Den Aktionären, die sich vor ein paar Stunden noch über 1,10 DM
Dividende pro Aktie angesichts eines lustlos vor sich hindümpelnden
Kurses freuen konnten, war der Schreck in die Glieder gefahren. Die
Versammlungsleitung verlor völlig die Fassung, als ein paar Minuten
später ein weiterer Vertreter der Kampagne "kein mensch ist illegal" ans
Rednerpult trat. Dieser konnte gerade einmal zwei Sätze sprechen, doch
sobald er den Namen des vor fast genau einem Jahr getöteten
Lufthansa-Schüblings Aamir Ageeb aussprach, verbot ihm der
Aufsichtsratsvorsitzende reichlich ungehobelt und ungehalten das Wort.
Ein ohrenbetäubendes Gejaule brach in der Aktionärsmenge aus. Die
Sicherheitskräfte, die an diesem Tag jede Menge Verdrängungsarbeit zu
erledigen hatten, stürzten sich auf den Aktvisten und schleppten ihn aus
dem Saal. 

Spätestens jetzt gab es eigentlich nurmehr ein Thema auf dieser
Hauptversammlung: Abschiebungen auf Lufthansa Linienflügen. In den
Gängen, auf den Toiletten, in den Warteschlangen vor den Ständen, an
denen sich die Aktionäre ihre Naturalien-Dividende abholen konnten - die
Deportation.Class war Gegenstand aller Gespräche und heftiger
Auseinandersetzungen. In der Einladung zur Hauptversammlung mußte die
Lufthansa bereits die Webadresse der Abschiebungsgegner veröffentlichen:
"http://www.deportation-alliance.com"; war die schlichte Begründung eines
Antrages auf Nicht-Entlastung von Vorstand und Aufsichtsrat, die
vierhunderttausend Mal an Anteilseigner in aller Welt verschickt wurde. 

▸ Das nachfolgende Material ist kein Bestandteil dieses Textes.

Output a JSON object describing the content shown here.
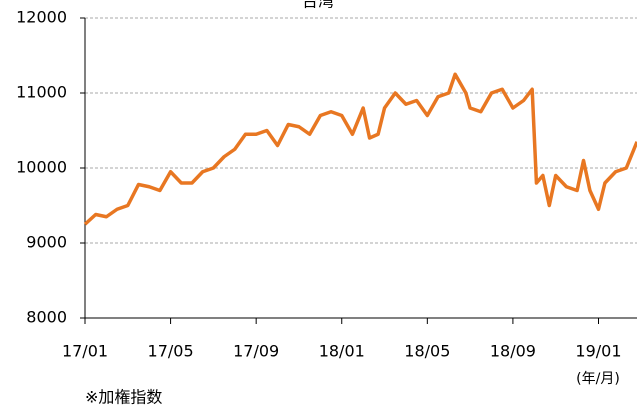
{
  "chart_data": {
    "type": "line",
    "title": "台湾",
    "x": [
      0,
      0.5,
      1,
      1.5,
      2,
      2.5,
      3,
      3.5,
      4,
      4.5,
      5,
      5.5,
      6,
      6.5,
      7,
      7.5,
      8,
      8.5,
      9,
      9.5,
      10,
      10.5,
      11,
      11.5,
      12,
      12.5,
      13,
      13.3,
      13.7,
      14,
      14.5,
      15,
      15.5,
      16,
      16.5,
      17,
      17.3,
      17.8,
      18,
      18.5,
      19,
      19.5,
      20,
      20.5,
      20.9,
      21.1,
      21.4,
      21.7,
      22,
      22.5,
      23,
      23.3,
      23.6,
      24,
      24.3,
      24.8,
      25.3,
      25.8
    ],
    "series": [
      {
        "name": "加権指数",
        "color": "#e87722",
        "values": [
          9250,
          9380,
          9350,
          9450,
          9500,
          9780,
          9750,
          9700,
          9950,
          9800,
          9800,
          9950,
          10000,
          10150,
          10250,
          10450,
          10450,
          10500,
          10300,
          10580,
          10550,
          10450,
          10700,
          10750,
          10700,
          10450,
          10800,
          10400,
          10450,
          10800,
          11000,
          10850,
          10900,
          10700,
          10950,
          11000,
          11250,
          11000,
          10800,
          10750,
          11000,
          11050,
          10800,
          10900,
          11050,
          9800,
          9900,
          9500,
          9900,
          9750,
          9700,
          10100,
          9700,
          9450,
          9800,
          9950,
          10000,
          10350
        ]
      }
    ],
    "xlim": [
      0,
      25.8
    ],
    "xticks": [
      {
        "value": 0,
        "label": "17/01"
      },
      {
        "value": 4,
        "label": "17/05"
      },
      {
        "value": 8,
        "label": "17/09"
      },
      {
        "value": 12,
        "label": "18/01"
      },
      {
        "value": 16,
        "label": "18/05"
      },
      {
        "value": 20,
        "label": "18/09"
      },
      {
        "value": 24,
        "label": "19/01"
      }
    ],
    "ylim": [
      8000,
      12000
    ],
    "yticks": [
      8000,
      9000,
      10000,
      11000,
      12000
    ],
    "grid": true,
    "x_unit": "(年/月)",
    "note": "※加権指数"
  }
}
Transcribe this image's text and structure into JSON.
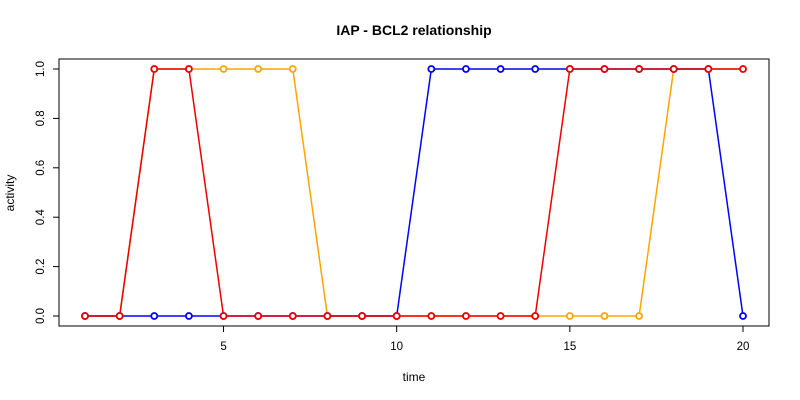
{
  "chart_data": {
    "type": "line",
    "title": "IAP - BCL2 relationship",
    "xlabel": "time",
    "ylabel": "activity",
    "x": [
      1,
      2,
      3,
      4,
      5,
      6,
      7,
      8,
      9,
      10,
      11,
      12,
      13,
      14,
      15,
      16,
      17,
      18,
      19,
      20
    ],
    "xlim": [
      1,
      20
    ],
    "ylim": [
      0,
      1
    ],
    "xticks": [
      5,
      10,
      15,
      20
    ],
    "xtick_labels": [
      "5",
      "10",
      "15",
      "20"
    ],
    "yticks": [
      0,
      0.2,
      0.4,
      0.6,
      0.8,
      1
    ],
    "ytick_labels": [
      "0.0",
      "0.2",
      "0.4",
      "0.6",
      "0.8",
      "1.0"
    ],
    "grid": false,
    "markers": "open-circle",
    "series": [
      {
        "color": "#ffa500",
        "values": [
          0,
          0,
          1,
          1,
          1,
          1,
          1,
          0,
          0,
          0,
          0,
          0,
          0,
          0,
          0,
          0,
          0,
          1,
          1,
          1
        ]
      },
      {
        "color": "#0000ff",
        "values": [
          0,
          0,
          0,
          0,
          0,
          0,
          0,
          0,
          0,
          0,
          1,
          1,
          1,
          1,
          1,
          1,
          1,
          1,
          1,
          0
        ]
      },
      {
        "color": "#ee0000",
        "values": [
          0,
          0,
          1,
          1,
          0,
          0,
          0,
          0,
          0,
          0,
          0,
          0,
          0,
          0,
          1,
          1,
          1,
          1,
          1,
          1
        ]
      }
    ]
  }
}
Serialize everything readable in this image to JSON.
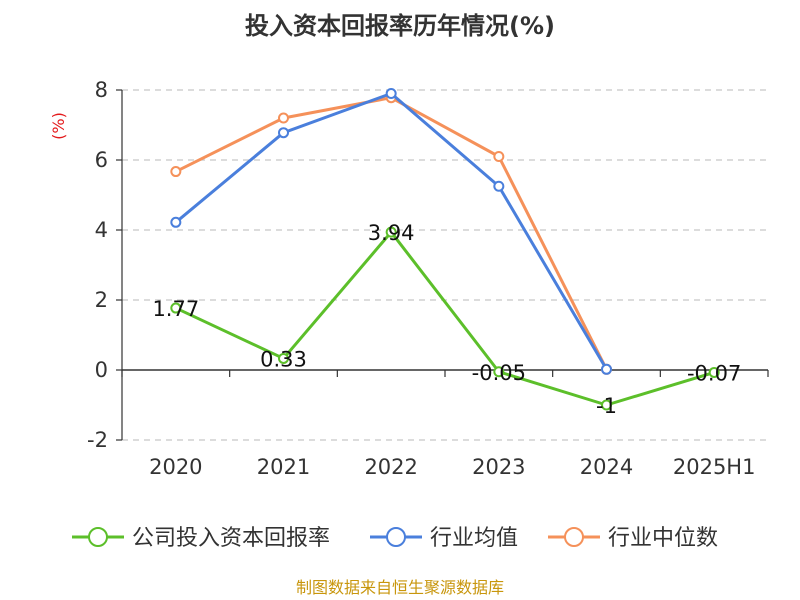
{
  "chart_data": {
    "type": "line",
    "title": "投入资本回报率历年情况(%)",
    "y_unit": "(%)",
    "categories": [
      "2020",
      "2021",
      "2022",
      "2023",
      "2024",
      "2025H1"
    ],
    "ylim": [
      -2,
      8
    ],
    "yticks": [
      -2,
      0,
      2,
      4,
      6,
      8
    ],
    "grid": true,
    "legend_position": "bottom",
    "series": [
      {
        "name": "公司投入资本回报率",
        "color": "#5cbf2a",
        "values": [
          1.77,
          0.33,
          3.94,
          -0.05,
          -1,
          -0.07
        ],
        "labels": [
          "1.77",
          "0.33",
          "3.94",
          "-0.05",
          "-1",
          "-0.07"
        ]
      },
      {
        "name": "行业均值",
        "color": "#4a7fdc",
        "values": [
          4.22,
          6.78,
          7.9,
          5.25,
          0.02,
          null
        ]
      },
      {
        "name": "行业中位数",
        "color": "#f5915a",
        "values": [
          5.67,
          7.2,
          7.78,
          6.1,
          0.02,
          null
        ]
      }
    ],
    "source": "制图数据来自恒生聚源数据库"
  }
}
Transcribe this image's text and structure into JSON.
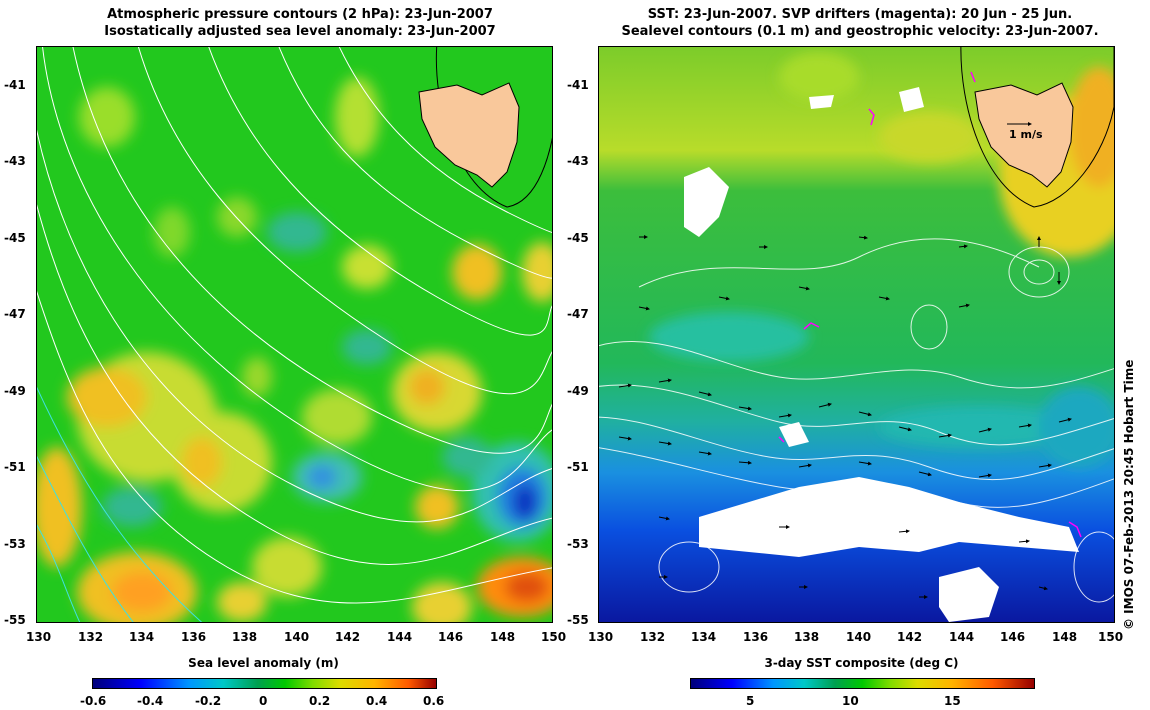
{
  "left_panel": {
    "title_line1": "Atmospheric pressure contours (2 hPa): 23-Jun-2007",
    "title_line2": "Isostatically adjusted sea level anomaly: 23-Jun-2007",
    "y_ticks": [
      "-41",
      "-43",
      "-45",
      "-47",
      "-49",
      "-51",
      "-53",
      "-55"
    ],
    "x_ticks": [
      "130",
      "132",
      "134",
      "136",
      "138",
      "140",
      "142",
      "144",
      "146",
      "148",
      "150"
    ],
    "colorbar_label": "Sea level anomaly (m)",
    "colorbar_ticks": [
      "-0.6",
      "-0.4",
      "-0.2",
      "0",
      "0.2",
      "0.4",
      "0.6"
    ]
  },
  "right_panel": {
    "title_line1": "SST: 23-Jun-2007. SVP drifters (magenta): 20 Jun - 25 Jun.",
    "title_line2": "Sealevel contours (0.1 m) and geostrophic velocity: 23-Jun-2007.",
    "y_ticks": [
      "-41",
      "-43",
      "-45",
      "-47",
      "-49",
      "-51",
      "-53",
      "-55"
    ],
    "x_ticks": [
      "130",
      "132",
      "134",
      "136",
      "138",
      "140",
      "142",
      "144",
      "146",
      "148",
      "150"
    ],
    "velocity_scale_label": "1 m/s",
    "colorbar_label": "3-day SST composite (deg C)",
    "colorbar_ticks": [
      "5",
      "10",
      "15"
    ]
  },
  "copyright": "© IMOS 07-Feb-2013 20:45 Hobart Time",
  "colors": {
    "land": "#f9c89b",
    "contour": "#ffffff",
    "arrow": "#000000",
    "drifter": "#ff00ff",
    "cloud_mask": "#ffffff"
  }
}
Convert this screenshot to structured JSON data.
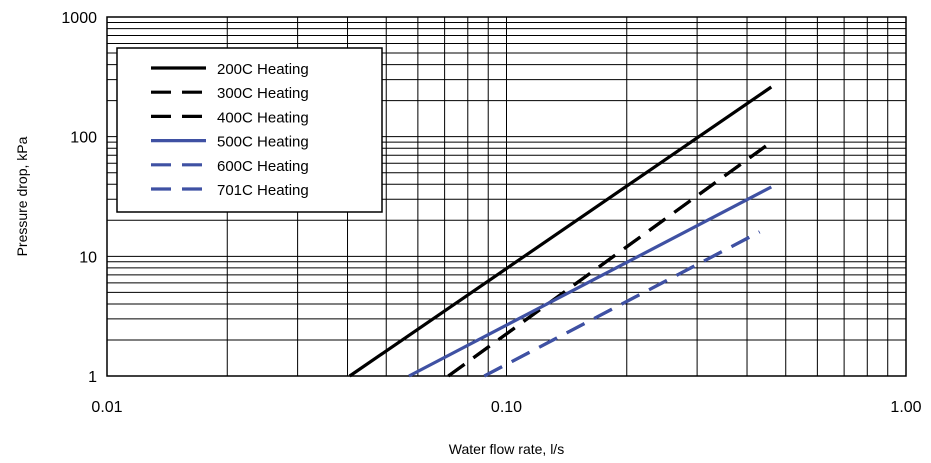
{
  "chart_data": {
    "type": "line",
    "title": "",
    "xlabel": "Water flow rate, l/s",
    "ylabel": "Pressure drop, kPa",
    "x_scale": "log",
    "y_scale": "log",
    "xlim": [
      0.01,
      1.0
    ],
    "ylim": [
      1,
      1000
    ],
    "x_ticks": [
      {
        "value": 0.01,
        "label": "0.01"
      },
      {
        "value": 0.1,
        "label": "0.10"
      },
      {
        "value": 1.0,
        "label": "1.00"
      }
    ],
    "y_ticks": [
      {
        "value": 1,
        "label": "1"
      },
      {
        "value": 10,
        "label": "10"
      },
      {
        "value": 100,
        "label": "100"
      },
      {
        "value": 1000,
        "label": "1000"
      }
    ],
    "grid": true,
    "legend_position": "top-left",
    "series": [
      {
        "name": "200C Heating",
        "color": "#000000",
        "dash": "solid",
        "x": [
          0.0405,
          0.46
        ],
        "y": [
          1,
          260
        ]
      },
      {
        "name": "300C Heating",
        "color": "#000000",
        "dash": "dashed",
        "x": [
          0.0715,
          0.46
        ],
        "y": [
          1,
          90
        ]
      },
      {
        "name": "400C Heating",
        "color": "#000000",
        "dash": "dashed",
        "x": [
          0.0715,
          0.46
        ],
        "y": [
          1,
          90
        ]
      },
      {
        "name": "500C Heating",
        "color": "#3f51a3",
        "dash": "solid",
        "x": [
          0.057,
          0.46
        ],
        "y": [
          1,
          38
        ]
      },
      {
        "name": "600C Heating",
        "color": "#3f51a3",
        "dash": "dashed",
        "x": [
          0.088,
          0.43
        ],
        "y": [
          1,
          16
        ]
      },
      {
        "name": "701C Heating",
        "color": "#3f51a3",
        "dash": "dashed",
        "x": [
          0.088,
          0.43
        ],
        "y": [
          1,
          16
        ]
      }
    ]
  }
}
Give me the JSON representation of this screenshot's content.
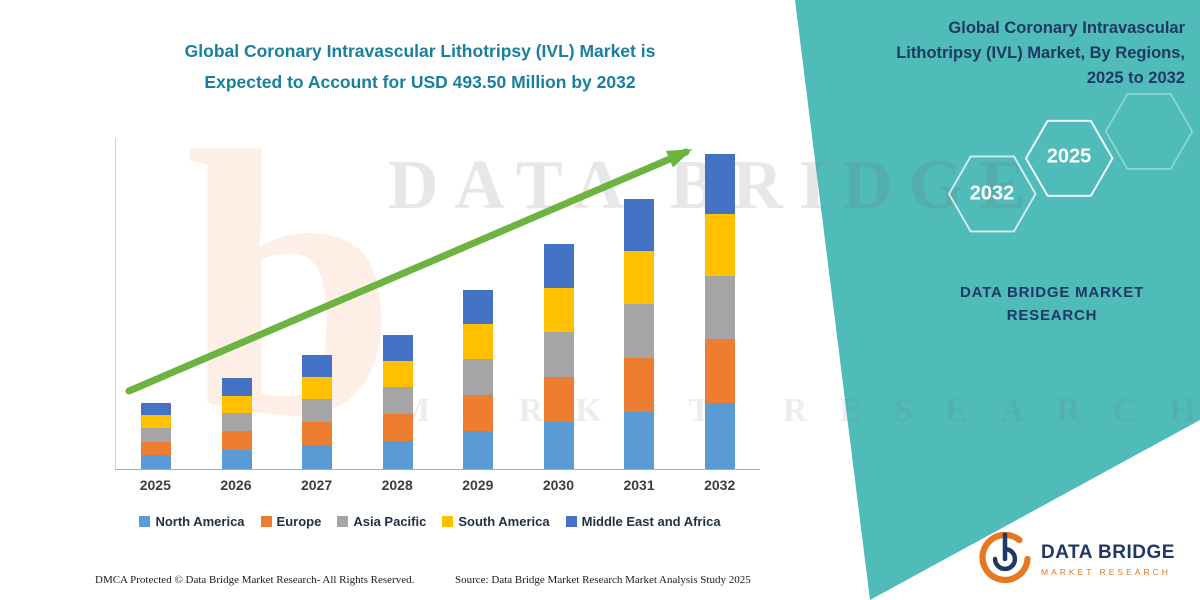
{
  "colors": {
    "teal_panel": "#4FBCB9",
    "navy": "#1F3864",
    "orange": "#E87722",
    "chart_title": "#187F9E",
    "arrow": "#6CB33F"
  },
  "watermark": {
    "line1": "DATA BRIDGE",
    "line2": "MARKET RESEARCH"
  },
  "left": {
    "footer_left": "DMCA Protected © Data Bridge Market Research-  All Rights Reserved.",
    "footer_source": "Source: Data Bridge Market Research  Market Analysis Study 2025"
  },
  "right_panel": {
    "title": "Global Coronary Intravascular\nLithotripsy (IVL) Market, By Regions,\n2025 to 2032",
    "hexagon_years": {
      "back": "2032",
      "front": "2025"
    },
    "brand_text": "DATA BRIDGE MARKET\nRESEARCH"
  },
  "logo": {
    "name": "DATA BRIDGE",
    "tagline": "MARKET RESEARCH"
  },
  "chart_data": {
    "type": "bar",
    "stacked": true,
    "title": "Global Coronary Intravascular Lithotripsy (IVL) Market is\nExpected to Account for USD 493.50 Million by 2032",
    "categories": [
      "2025",
      "2026",
      "2027",
      "2028",
      "2029",
      "2030",
      "2031",
      "2032"
    ],
    "series": [
      {
        "name": "North America",
        "color": "#5B9BD5",
        "values": [
          22,
          30,
          37,
          44,
          59,
          74,
          89,
          104
        ]
      },
      {
        "name": "Europe",
        "color": "#ED7D31",
        "values": [
          21,
          29,
          36,
          42,
          57,
          71,
          85,
          100
        ]
      },
      {
        "name": "Asia Pacific",
        "color": "#A5A5A5",
        "values": [
          21,
          28,
          36,
          42,
          56,
          70,
          85,
          99
        ]
      },
      {
        "name": "South America",
        "color": "#FFC000",
        "values": [
          20,
          28,
          35,
          41,
          55,
          69,
          83,
          97
        ]
      },
      {
        "name": "Middle East and Africa",
        "color": "#4472C4",
        "values": [
          20,
          27,
          34,
          41,
          54,
          68,
          81,
          93.5
        ]
      }
    ],
    "totals_estimated": [
      104,
      142,
      178,
      210,
      281,
      352,
      423,
      493.5
    ],
    "value_unit": "USD Million",
    "ylim": [
      0,
      520
    ],
    "grid": false,
    "legend_position": "bottom",
    "annotations": {
      "trend_arrow": "rising from 2025 to 2032"
    }
  }
}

Mit jedem Redner, der drinnen im Saal erneut auf die Protestaktionen
einging oder gegen die neuerdings Aktien haltenden Aktivisten wetterte,
verdichtete sich der Eindruck: Wenn es nicht schon längst der Fall ist,
spätestens nach dieser Hauptversammlung hat Lufthansa ein gewaltiges
Image-Problem. Ein besorgter Aktionäre brachte auf den Punkt, wofür es
zumindest an diesem Tag längst zu spät war: "Ich möchte nicht, dass am
nächsten Morgen in allen Zeitungen steht, die Lufthansa habe kein Herz". 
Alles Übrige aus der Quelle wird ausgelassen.